Pero es (o puede ser) un cambio para bien, y no un apocalipsis social y presupuestario. El problema del déficit de la sanidad, que con frecuencia se menciona como consecuencia dramática, no está vinculado directamente al envejecimiento, sino a los avances de la medicina. El aumento del gasto sanitario se hubiese producido tanto si la esperanza de vida aumenta como si no; por eso conviene separar ambas cuestiones. Al contrario, es presumible que el crecimiento del gasto sanitario de las personas mayores se modere como consecuencia de que las condiciones de salud de los nuevos viejos (la generación del baby boom) no tendrán nada que ver con las condiciones y circunstancias personales que hasta ahora asociábamos a la vejez. Además, todo anticipa que los avances de la medicina regenerativa van a ser espectaculares, tanto para el alargamiento como para la mejora de las condiciones de vida.

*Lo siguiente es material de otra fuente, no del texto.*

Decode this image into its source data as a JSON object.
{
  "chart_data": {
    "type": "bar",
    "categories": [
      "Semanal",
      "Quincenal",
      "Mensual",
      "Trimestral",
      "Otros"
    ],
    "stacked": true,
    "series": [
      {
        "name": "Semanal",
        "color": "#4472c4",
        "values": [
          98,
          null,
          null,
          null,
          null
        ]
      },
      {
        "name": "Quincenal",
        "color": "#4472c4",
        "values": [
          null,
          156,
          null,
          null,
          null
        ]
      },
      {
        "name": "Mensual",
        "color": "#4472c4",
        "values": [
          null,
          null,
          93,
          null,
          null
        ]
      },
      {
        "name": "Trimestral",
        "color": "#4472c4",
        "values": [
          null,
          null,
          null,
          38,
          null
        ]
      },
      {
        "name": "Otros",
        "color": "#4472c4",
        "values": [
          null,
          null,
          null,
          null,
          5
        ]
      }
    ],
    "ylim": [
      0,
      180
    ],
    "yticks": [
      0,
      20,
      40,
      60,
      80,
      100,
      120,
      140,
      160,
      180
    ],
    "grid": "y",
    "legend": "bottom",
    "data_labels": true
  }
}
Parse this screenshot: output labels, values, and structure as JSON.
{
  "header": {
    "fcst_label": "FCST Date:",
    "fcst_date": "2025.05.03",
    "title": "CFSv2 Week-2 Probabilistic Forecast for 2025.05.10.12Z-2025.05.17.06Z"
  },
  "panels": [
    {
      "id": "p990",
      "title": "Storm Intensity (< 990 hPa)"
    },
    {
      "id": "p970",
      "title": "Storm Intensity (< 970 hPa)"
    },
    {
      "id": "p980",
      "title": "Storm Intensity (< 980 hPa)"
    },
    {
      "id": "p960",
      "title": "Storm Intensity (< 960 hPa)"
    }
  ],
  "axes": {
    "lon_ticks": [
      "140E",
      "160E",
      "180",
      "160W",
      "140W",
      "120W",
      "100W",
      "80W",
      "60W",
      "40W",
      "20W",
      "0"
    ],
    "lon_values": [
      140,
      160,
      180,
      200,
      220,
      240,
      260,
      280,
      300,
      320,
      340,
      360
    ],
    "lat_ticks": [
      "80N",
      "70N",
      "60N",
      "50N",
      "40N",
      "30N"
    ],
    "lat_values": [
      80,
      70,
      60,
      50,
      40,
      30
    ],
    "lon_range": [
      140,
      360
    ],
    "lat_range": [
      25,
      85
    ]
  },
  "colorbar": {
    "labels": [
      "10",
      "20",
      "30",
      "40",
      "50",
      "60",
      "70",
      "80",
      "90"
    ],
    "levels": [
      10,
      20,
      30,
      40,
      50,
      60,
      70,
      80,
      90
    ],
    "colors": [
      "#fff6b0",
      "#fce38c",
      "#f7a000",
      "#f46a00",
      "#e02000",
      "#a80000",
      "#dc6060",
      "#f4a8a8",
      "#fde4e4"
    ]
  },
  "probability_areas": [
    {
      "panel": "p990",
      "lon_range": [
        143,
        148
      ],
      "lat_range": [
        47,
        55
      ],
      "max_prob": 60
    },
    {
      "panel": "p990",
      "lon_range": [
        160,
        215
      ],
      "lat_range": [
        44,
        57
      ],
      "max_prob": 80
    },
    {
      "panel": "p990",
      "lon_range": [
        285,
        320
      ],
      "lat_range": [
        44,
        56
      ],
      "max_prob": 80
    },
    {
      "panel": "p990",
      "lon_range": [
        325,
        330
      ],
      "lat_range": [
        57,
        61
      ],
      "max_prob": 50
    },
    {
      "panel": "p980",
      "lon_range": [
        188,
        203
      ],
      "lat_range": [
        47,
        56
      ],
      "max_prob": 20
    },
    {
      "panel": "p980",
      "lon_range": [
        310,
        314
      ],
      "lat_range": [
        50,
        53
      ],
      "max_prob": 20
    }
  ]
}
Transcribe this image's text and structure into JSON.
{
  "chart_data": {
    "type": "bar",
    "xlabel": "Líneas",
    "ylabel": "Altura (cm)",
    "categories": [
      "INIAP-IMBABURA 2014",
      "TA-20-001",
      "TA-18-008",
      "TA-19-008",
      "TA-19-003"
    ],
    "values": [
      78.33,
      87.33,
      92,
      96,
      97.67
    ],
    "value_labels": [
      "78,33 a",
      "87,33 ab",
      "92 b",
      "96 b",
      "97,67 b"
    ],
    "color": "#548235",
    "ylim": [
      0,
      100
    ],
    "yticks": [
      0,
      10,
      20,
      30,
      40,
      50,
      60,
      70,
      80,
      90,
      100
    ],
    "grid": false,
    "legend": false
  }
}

Seremos para siempre jóvenes, hasta el día final. Una sociedad sin edades.

Desde esta perspectiva, el problema social es otro: ¿qué hacemos con esos 30 o 35 años de vida que la ciencia y el desarrollo económico conceden a las nuevas generaciones de jubilados? ¿Cómo aprovechar la fuente potencial de riqueza que significan las personas mayores? ¿Qué cambios en la organización social, familiar, laboral y empresarial son necesarios? ¿Es lógico que la jubilación siga siendo a una edad tan joven como los 60 o 65 años? ¿Es adecuado que se produzca como una ruptura radical y completa del mundo laboral y no como un proceso gradual? ¿No sería mejor que entre todos -gobiernos, empresas, trabajadores- fuésemos preparando desde ahora ese nuevo escenario, mientras la generación del baby boom esté aún en activo? Mi impresión es que el manual de instrucciones para el uso de la jubilación está aún por escribir.

Antón Costas es catedrático de Política Económica de la Universidad de Barcelona.